ChristinaSchmidt1 commented 12 months ago
  1. Yeah we could make a list with two lists (Plots and DFs) and then within the list of Plots we have the QC plots and within the list of DFs we have the result DFs.

  2. How can this get higher than 1, if 1 is supposed to be 100%? I think I am missing something.

dprymidis commented 12 months ago
  1. Ok understood
  2. CV = sd/mean

set.seed(789) random_values <- runif(3, min = 100, max = 2000) mean_value <- mean(random_values) sd_value <- sd(random_values) cv_value <- sd_value / mean_value random_values [1] 1429.7993 277.6479 122.5850 mean_value [1] 610.0107 sd_value [1] 714.1786 cv_value [1] 1.170764

It can get higher than 1 if some value is much different. But now I noticed that it also has to do with the number of samples you have.

ChristinaSchmidt1 commented 12 months ago

So I was just checking on the CV and indeed that can happen when SD is greater than the mean value. In this case the CV will be more than 100% which means that on an average, data points are very distant from the mean. For the threshold I always thought people would use 0.3 = 30%, but in the end its something the user can change. We can check the metabolites that are above 0.3 and check if they truly appear variable across samples. Also, we can check the mean value as the CV may be high at extremely low concentrations and low at large values.

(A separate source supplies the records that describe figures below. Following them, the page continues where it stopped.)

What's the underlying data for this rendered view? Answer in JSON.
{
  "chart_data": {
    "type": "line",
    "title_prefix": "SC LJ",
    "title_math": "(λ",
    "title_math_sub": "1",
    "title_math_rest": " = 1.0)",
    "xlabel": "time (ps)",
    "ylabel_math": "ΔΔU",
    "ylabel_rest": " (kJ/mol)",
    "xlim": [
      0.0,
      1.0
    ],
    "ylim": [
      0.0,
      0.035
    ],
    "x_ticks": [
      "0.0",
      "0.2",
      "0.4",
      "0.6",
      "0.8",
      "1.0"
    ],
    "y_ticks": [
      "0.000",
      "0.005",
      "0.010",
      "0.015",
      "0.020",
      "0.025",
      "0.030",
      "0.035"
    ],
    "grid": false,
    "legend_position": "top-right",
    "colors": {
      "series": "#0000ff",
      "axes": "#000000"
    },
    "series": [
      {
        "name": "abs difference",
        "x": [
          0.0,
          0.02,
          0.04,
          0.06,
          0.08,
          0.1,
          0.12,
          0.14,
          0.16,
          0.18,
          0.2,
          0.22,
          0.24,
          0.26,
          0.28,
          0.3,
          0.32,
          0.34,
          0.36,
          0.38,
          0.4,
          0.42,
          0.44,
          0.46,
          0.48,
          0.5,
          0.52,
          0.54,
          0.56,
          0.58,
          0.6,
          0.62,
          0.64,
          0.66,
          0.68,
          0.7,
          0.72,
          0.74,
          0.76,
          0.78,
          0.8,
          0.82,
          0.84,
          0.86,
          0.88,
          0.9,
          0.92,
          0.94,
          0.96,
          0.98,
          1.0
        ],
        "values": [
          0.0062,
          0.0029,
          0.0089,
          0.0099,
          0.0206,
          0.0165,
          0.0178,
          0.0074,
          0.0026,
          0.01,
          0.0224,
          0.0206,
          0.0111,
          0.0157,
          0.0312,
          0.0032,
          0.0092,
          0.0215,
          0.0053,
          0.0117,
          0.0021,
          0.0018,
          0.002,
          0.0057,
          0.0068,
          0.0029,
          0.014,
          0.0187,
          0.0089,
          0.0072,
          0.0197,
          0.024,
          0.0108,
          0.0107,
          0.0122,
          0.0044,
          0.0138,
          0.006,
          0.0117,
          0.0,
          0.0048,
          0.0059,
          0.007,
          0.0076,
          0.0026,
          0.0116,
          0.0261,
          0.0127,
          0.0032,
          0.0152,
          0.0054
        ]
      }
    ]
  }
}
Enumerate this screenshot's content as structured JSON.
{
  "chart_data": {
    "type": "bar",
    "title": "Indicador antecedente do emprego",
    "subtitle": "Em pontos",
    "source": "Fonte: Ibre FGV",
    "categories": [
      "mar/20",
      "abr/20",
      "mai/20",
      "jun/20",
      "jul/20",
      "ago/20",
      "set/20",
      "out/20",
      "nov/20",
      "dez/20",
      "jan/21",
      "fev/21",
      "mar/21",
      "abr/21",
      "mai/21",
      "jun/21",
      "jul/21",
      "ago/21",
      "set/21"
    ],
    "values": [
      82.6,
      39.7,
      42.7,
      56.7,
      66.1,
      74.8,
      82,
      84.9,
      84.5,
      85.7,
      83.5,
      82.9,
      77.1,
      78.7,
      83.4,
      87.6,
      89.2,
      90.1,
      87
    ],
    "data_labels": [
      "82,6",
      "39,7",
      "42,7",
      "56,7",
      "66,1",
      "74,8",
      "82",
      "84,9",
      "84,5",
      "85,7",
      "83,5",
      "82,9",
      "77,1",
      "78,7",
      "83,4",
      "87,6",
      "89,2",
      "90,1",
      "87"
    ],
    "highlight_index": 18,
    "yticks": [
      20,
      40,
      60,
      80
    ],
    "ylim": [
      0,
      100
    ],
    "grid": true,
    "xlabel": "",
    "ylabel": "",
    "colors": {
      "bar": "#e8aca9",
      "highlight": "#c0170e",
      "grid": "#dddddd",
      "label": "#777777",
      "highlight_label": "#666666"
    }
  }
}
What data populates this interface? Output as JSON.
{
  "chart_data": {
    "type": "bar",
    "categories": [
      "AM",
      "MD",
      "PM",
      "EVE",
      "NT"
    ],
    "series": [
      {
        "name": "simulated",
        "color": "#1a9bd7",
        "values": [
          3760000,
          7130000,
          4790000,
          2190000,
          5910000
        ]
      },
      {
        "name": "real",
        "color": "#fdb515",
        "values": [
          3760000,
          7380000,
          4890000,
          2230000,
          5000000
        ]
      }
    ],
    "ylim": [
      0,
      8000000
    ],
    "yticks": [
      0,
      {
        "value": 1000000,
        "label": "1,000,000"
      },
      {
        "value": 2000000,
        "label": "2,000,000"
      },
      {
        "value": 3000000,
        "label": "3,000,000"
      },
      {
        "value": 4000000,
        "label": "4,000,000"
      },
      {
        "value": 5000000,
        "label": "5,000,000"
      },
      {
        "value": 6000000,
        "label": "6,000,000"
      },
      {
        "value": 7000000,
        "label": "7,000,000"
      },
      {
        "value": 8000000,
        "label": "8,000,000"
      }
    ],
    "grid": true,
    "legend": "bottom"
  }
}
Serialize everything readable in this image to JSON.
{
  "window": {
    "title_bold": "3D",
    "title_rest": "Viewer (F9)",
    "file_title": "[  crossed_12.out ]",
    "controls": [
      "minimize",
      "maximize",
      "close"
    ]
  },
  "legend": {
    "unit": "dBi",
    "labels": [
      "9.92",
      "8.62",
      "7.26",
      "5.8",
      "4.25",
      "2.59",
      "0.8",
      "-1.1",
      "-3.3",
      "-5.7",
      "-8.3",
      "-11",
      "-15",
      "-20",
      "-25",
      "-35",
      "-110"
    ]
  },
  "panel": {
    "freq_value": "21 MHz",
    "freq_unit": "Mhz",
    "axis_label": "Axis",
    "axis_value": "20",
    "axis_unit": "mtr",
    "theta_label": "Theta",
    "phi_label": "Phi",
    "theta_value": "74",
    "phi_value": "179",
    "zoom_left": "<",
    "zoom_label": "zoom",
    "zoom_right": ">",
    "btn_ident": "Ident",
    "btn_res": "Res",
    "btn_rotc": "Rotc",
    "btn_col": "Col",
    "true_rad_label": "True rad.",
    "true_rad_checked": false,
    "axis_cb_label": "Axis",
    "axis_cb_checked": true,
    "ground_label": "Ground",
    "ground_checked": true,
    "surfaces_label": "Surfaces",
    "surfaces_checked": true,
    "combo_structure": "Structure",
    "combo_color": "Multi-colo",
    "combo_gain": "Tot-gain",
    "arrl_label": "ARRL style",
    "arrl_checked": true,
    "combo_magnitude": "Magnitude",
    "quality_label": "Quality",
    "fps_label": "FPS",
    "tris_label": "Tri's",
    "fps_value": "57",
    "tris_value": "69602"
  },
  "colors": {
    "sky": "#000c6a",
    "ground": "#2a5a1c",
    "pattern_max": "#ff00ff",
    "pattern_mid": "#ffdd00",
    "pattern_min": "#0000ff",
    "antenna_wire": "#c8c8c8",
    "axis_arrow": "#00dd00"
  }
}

dprymidis commented 12 months ago

This is done.

However there is still an issue when we run the PCA the plot gets printed and the grid is saved. So in order to get the plot you have to plot(PoolEstimation_res[["Plots"]][[1]]) and just running the PoolEstimation_res[["Plots"]] gives the PCA plot grid and the other 2 plots. This needs fixing.

Also as for preprocessing we do this assign("PreProcessing_res", preprocessing_output_list, envir=.GlobalEnv) I did this here assign("PoolEstimation_res", Pool_Estimation_res_list, envir=.GlobalEnv) Maybe for this we have to make an agreement of when to assign and when to return

I did this here* Yes indeed this check has to be done

ChristinaSchmidt1 commented 12 months ago

Just wanted to let you know that the vignette throws this error:

Error in ggplot(Pool_Estimation_result, aes(CV)) : object 'Pool_Estimation_result' not found

dprymidis commented 12 months ago

Should be working now.. sorry

ChristinaSchmidt1 commented 12 months ago

no worries, just wanted to note it down. Thanks!

ChristinaSchmidt1 commented 11 months ago

I was just checking the paramters in the Pool_Estimation function. Could you please:

  1. Input_SettingsInfo: c(Conditions=ColumnNameConditions, Name= NamePoolCondition). If Input_SettingsInfo=NULL we assume that column is called Conditions
  2. Input_SettingsFile: If provided we do require Name and if Conditions column is not called Conditions, they need to provide the name.

In this way we make it more flexible and the user could pass any column name for Conditions as in the other functions.